父は世良田義政(忠氏)[2]、生母は不詳。妻は同族の朝谷義秋[3]の娘。子は有親(左京亮)、孫は親氏(親季/家氏/信氏)・泰親(政親/義英/益氏)・宗親ら。
江戸時代中期の尾張国の文学者・天野源蔵(信景)の『浪合記』、『新田氏根本史料』(千々和実/国書刊行会/1974年)が引用する鑁阿寺所蔵『新田足利両家系図』[4]にその名があり、小説家の新田次郎もそれを参照して、小説『新田義貞』に登場させている。それによると、先祖は新田義重(上西入道)と上野国および武蔵国の遊女との間に生まれた世良田義光(三郎/新田冠者)という。義光は父の義重から疎まれて私生児扱いにされて、土地さえも与えられなかった。これを聞いた義光の異母兄の里見義俊と異母弟の世良田義季[5]が憐れんで父に頼み、義季の領地である世良田郷得川村(現在の群馬県太田市徳川町)の一部を与えさせたという。その系譜によると、義光 ― 義有(光氏) ― 長氏 ― 重氏 ― 義政(忠氏) ― 経広 ― 有親、と続いた。彼の生年は明らかではないが、惣領家の新田義貞より数歳年上と思われる。若くして「相撲人」として義貞に近侍となり、義貞の鎌倉大番役・京都大番役に随伴した。
当時、僧侶であった天台座主・尊雲法親王[6]一行と遭遇して、喧嘩を売られた。
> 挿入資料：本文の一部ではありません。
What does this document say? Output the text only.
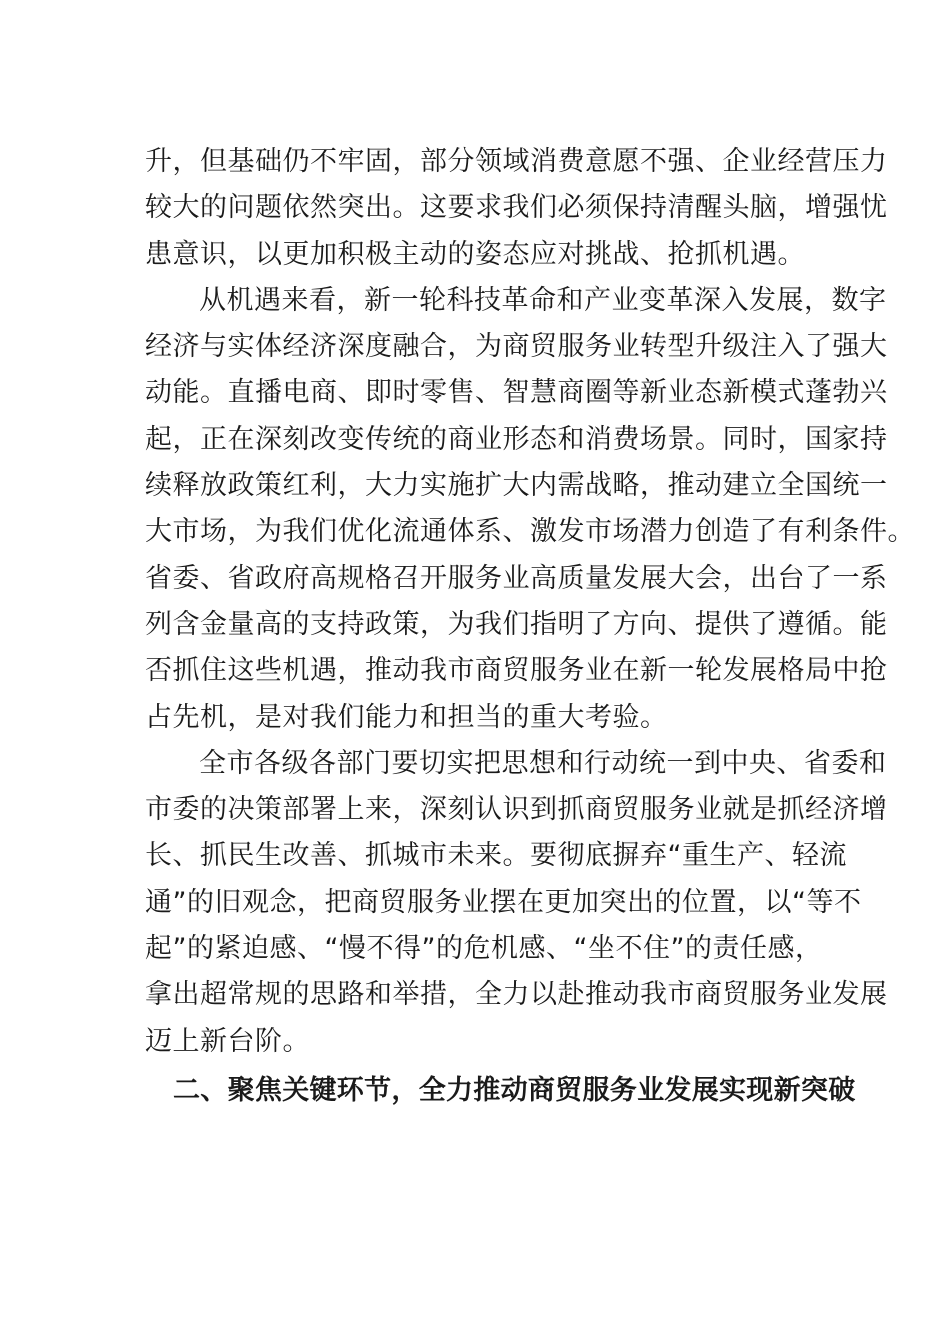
升，但基础仍不牢固，部分领域消费意愿不强、企业经营压力
较大的问题依然突出。这要求我们必须保持清醒头脑，增强忧
患意识，以更加积极主动的姿态应对挑战、抢抓机遇。
从机遇来看，新一轮科技革命和产业变革深入发展，数字
经济与实体经济深度融合，为商贸服务业转型升级注入了强大
动能。直播电商、即时零售、智慧商圈等新业态新模式蓬勃兴
起，正在深刻改变传统的商业形态和消费场景。同时，国家持
续释放政策红利，大力实施扩大内需战略，推动建立全国统一
大市场，为我们优化流通体系、激发市场潜力创造了有利条件。
省委、省政府高规格召开服务业高质量发展大会，出台了一系
列含金量高的支持政策，为我们指明了方向、提供了遵循。能
否抓住这些机遇，推动我市商贸服务业在新一轮发展格局中抢
占先机，是对我们能力和担当的重大考验。
全市各级各部门要切实把思想和行动统一到中央、省委和
市委的决策部署上来，深刻认识到抓商贸服务业就是抓经济增
长、抓民生改善、抓城市未来。要彻底摒弃“重生产、轻流
通”的旧观念，把商贸服务业摆在更加突出的位置，以“等不
起”的紧迫感、“慢不得”的危机感、“坐不住”的责任感，
拿出超常规的思路和举措，全力以赴推动我市商贸服务业发展
迈上新台阶。
二、聚焦关键环节，全力推动商贸服务业发展实现新突破
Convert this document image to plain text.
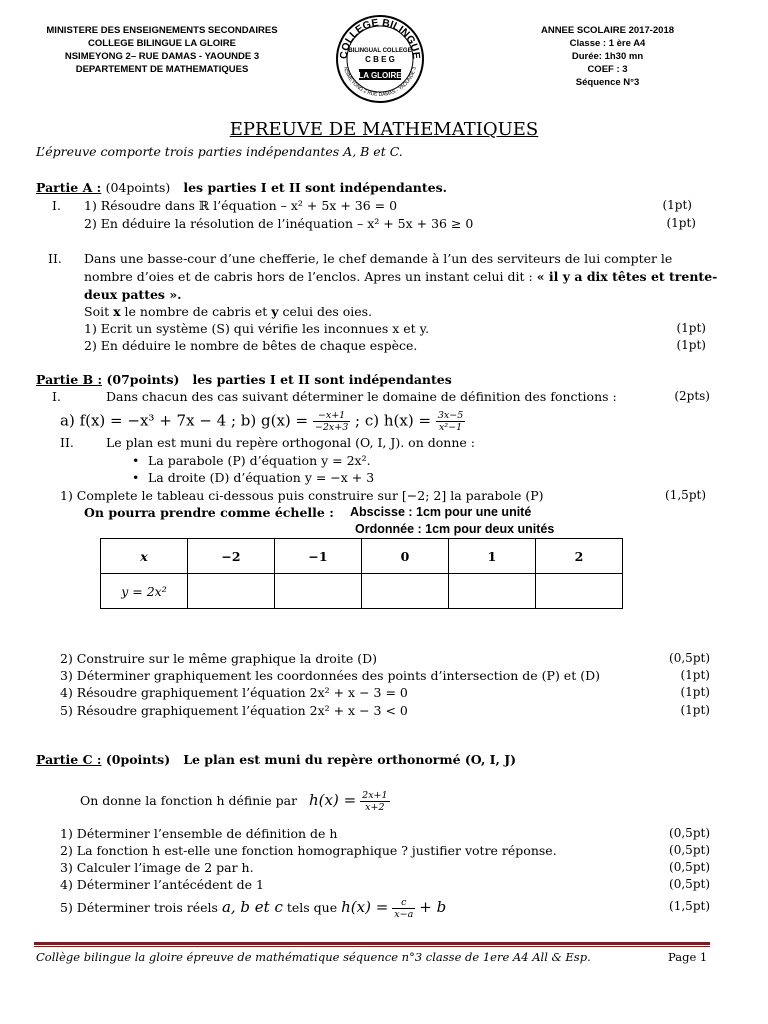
MINISTERE DES ENSEIGNEMENTS SECONDAIRES
COLLEGE BILINGUE LA GLOIRE
NSIMEYONG 2– RUE DAMAS - YAOUNDE 3
DEPARTEMENT DE MATHEMATIQUES
COLLEGE BILINGUE
NSIMEYONG 2 RUE DAMAS - YAOUNDE 3
BILINGUAL COLLEGE
C B E G
LA GLOIRE
ANNEE SCOLAIRE 2017-2018
Classe : 1 ère A4
Durée: 1h30 mn
COEF : 3
Séquence N°3
EPREUVE DE MATHEMATIQUES
L’épreuve comporte trois parties indépendantes A, B et C.
Partie A : (04points) les parties I et II sont indépendantes.
I. 1) Résoudre dans ℝ l’équation – x² + 5x + 36 = 0	(1pt)
2) En déduire la résolution de l’inéquation – x² + 5x + 36 ≥ 0	(1pt)
II. Dans une basse-cour d’une chefferie, le chef demande à l’un des serviteurs de lui compter le
nombre d’oies et de cabris hors de l’enclos. Apres un instant celui dit : « il y a dix têtes et trente-
deux pattes ».
Soit x le nombre de cabris et y celui des oies.
1) Ecrit un système (S) qui vérifie les inconnues x et y.	(1pt)
2) En déduire le nombre de bêtes de chaque espèce.	(1pt)
Partie B : (07points) les parties I et II sont indépendantes
I.	Dans chacun des cas suivant déterminer le domaine de définition des fonctions :	(2pts)
a) f(x) = −x³ + 7x − 4 ; b) $g(x) = \frac{-x+1}{-2x+3}$ ; c) $h(x) = \frac{3x-5}{\text{x²−1}}$
II.	Le plan est muni du repère orthogonal (O, I, J). on donne :
• La parabole (P) d’équation y = 2x².
• La droite (D) d’équation y = −x + 3
1) Complete le tableau ci-dessous puis construire sur [−2; 2] la parabole (P)	(1,5pt)
On pourra prendre comme échelle : Abscisse : 1cm pour une unité
Ordonnée : 1cm pour deux unités
x	−2	−1	0	1	2
y = 2x²					
2) Construire sur le même graphique la droite (D)	(0,5pt)
3) Déterminer graphiquement les coordonnées des points d’intersection de (P) et (D)	(1pt)
4) Résoudre graphiquement l’équation 2x² + x − 3 = 0	(1pt)
5) Résoudre graphiquement l’équation 2x² + x − 3 < 0	(1pt)
Partie C : (0points) Le plan est muni du repère orthonormé (O, I, J)
On donne la fonction h définie par $h(x) = \frac{2x+1}{x+2}$
1) Déterminer l’ensemble de définition de h	(0,5pt)
2) La fonction h est-elle une fonction homographique ? justifier votre réponse.	(0,5pt)
3) Calculer l’image de 2 par h.	(0,5pt)
4) Déterminer l’antécédent de 1	(0,5pt)
5) Déterminer trois réels a, b et c tels que $h(x) = \frac{c}{x-a} + b$	(1,5pt)
Collège bilingue la gloire épreuve de mathématique séquence n°3 classe de 1ere A4 All & Esp.	Page 1
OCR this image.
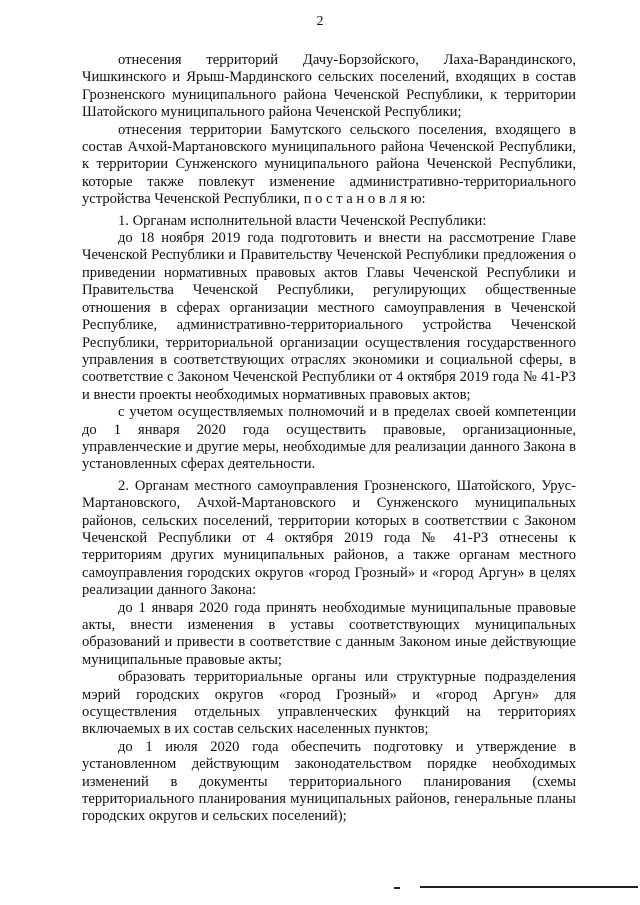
2

отнесения территорий Дачу-Борзойского, Лаха-Варандинского, Чишкинского и Ярыш-Мардинского сельских поселений, входящих в состав Грозненского муниципального района Чеченской Республики, к территории Шатойского муниципального района Чеченской Республики;

отнесения территории Бамутского сельского поселения, входящего в состав Ачхой-Мартановского муниципального района Чеченской Республики, к территории Сунженского муниципального района Чеченской Республики, которые также повлекут изменение административно-территориального устройства Чеченской Республики, п о с т а н о в л я ю:

1. Органам исполнительной власти Чеченской Республики:

до 18 ноября 2019 года подготовить и внести на рассмотрение Главе Чеченской Республики и Правительству Чеченской Республики предложения о приведении нормативных правовых актов Главы Чеченской Республики и Правительства Чеченской Республики, регулирующих общественные отношения в сферах организации местного самоуправления в Чеченской Республике, административно-территориального устройства Чеченской Республики, территориальной организации осуществления государственного управления в соответствующих отраслях экономики и социальной сферы, в соответствие с Законом Чеченской Республики от 4 октября 2019 года № 41-РЗ и внести проекты необходимых нормативных правовых актов;

с учетом осуществляемых полномочий и в пределах своей компетенции до 1 января 2020 года осуществить правовые, организационные, управленческие и другие меры, необходимые для реализации данного Закона в установленных сферах деятельности.

2. Органам местного самоуправления Грозненского, Шатойского, Урус-Мартановского, Ачхой-Мартановского и Сунженского муниципальных районов, сельских поселений, территории которых в соответствии с Законом Чеченской Республики от 4 октября 2019 года № 41-РЗ отнесены к территориям других муниципальных районов, а также органам местного самоуправления городских округов «город Грозный» и «город Аргун» в целях реализации данного Закона:

до 1 января 2020 года принять необходимые муниципальные правовые акты, внести изменения в уставы соответствующих муниципальных образований и привести в соответствие с данным Законом иные действующие муниципальные правовые акты;

образовать территориальные органы или структурные подразделения мэрий городских округов «город Грозный» и «город Аргун» для осуществления отдельных управленческих функций на территориях включаемых в их состав сельских населенных пунктов;

до 1 июля 2020 года обеспечить подготовку и утверждение в установленном действующим законодательством порядке необходимых изменений в документы территориального планирования (схемы территориального планирования муниципальных районов, генеральные планы городских округов и сельских поселений);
法親王はいきなり、配下の赤松真行坊則祐(円心入道則村の三男)を出して、義貞一行を挑発をした。
そこで義貞は一族の経広に命じて、「法親王の配下に無礼を働いてはならぬ」と、釘を刺した。
ここで経広と則祐の勝負が始まり、最初は則祐が有利だったが、コツをつかんでいる経広が巧みに則祐を叩き落とした。法親王一行はこれを異議をとなえて叫び出した。だが法親王は「いや、この突きの手は彼の野見宿禰もよく使用した相撲の基本的な作法だ。別に卑怯でもなく問題はない。われらの負けだ」と褒めて、その場は収まった。
以降も、経広は新田氏一族の身を案じた。1333年7月に同族の足利尊氏(下野源氏の足利氏)と連携した義貞に従軍し、一族の新田満義[7]の副将(部隊長)として、一族の世良田義政[8]・得川家久[9]とともに北条得宗家を中心とした鎌倉幕府を滅ぼして、手柄を立てた。義貞に随伴して、上京し恩賞として後醍醐天皇から右京亮を賜った。
以降の経広の動向は不詳だが、前述の『浪合記』および『鎌倉大草紙』によると、経広の子の左京亮の有親は、1385年12月に同族の世良田政義(左衛門少尉)[10]とその子の世良田政季(修理進)・政満(蔵人/万徳丸)兄弟[11]と同族の大舘氏親[12]ともに信濃国下伊那郡浪合村(現在の長野県下伊那郡阿智村)で足利氏一門の一色・吉良の連合軍と戦って、政季とともに戦死した(『浪合の戦い』)[13]。有親の子の親氏・泰親・宗親兄弟は、政季の弟・政満(蔵人/満徳丸)とともに従者の石川孫三郎[14]の軍勢に護衛されて、三河国賀茂郡松元郷(現在の愛知県豊田市挙母町)にのがれた。翌年に政満は娘を遺して亡くなった[15]。親氏は土豪の葛城姓賀茂氏流松元氏(三河賀茂氏)の当主の松元太左衛門信重の婿養子となって、相続した[16]。
親氏と信重の娘との間には信広(広親)[17]・信光らを生んだ。信光は後に「松平氏」と改称して、三河国の平野に進出して各地を占領して勢力を拡大し、室町幕府の将軍・足利義教に仕官して、その近侍となり、同じく三河国の土豪・戸田宗光(信光の女婿)とともに義教の政所執事である伊勢貞親の被官および国人となった。そして、信光の末裔の松平清康は、世良田氏と復称し、再び勢力を拡大した。その孫の徳川家康の代に徳川氏に改称し、1603年に源氏のみに許された征夷大将軍に就任し、源氏長者となり、江戸幕府を開いた。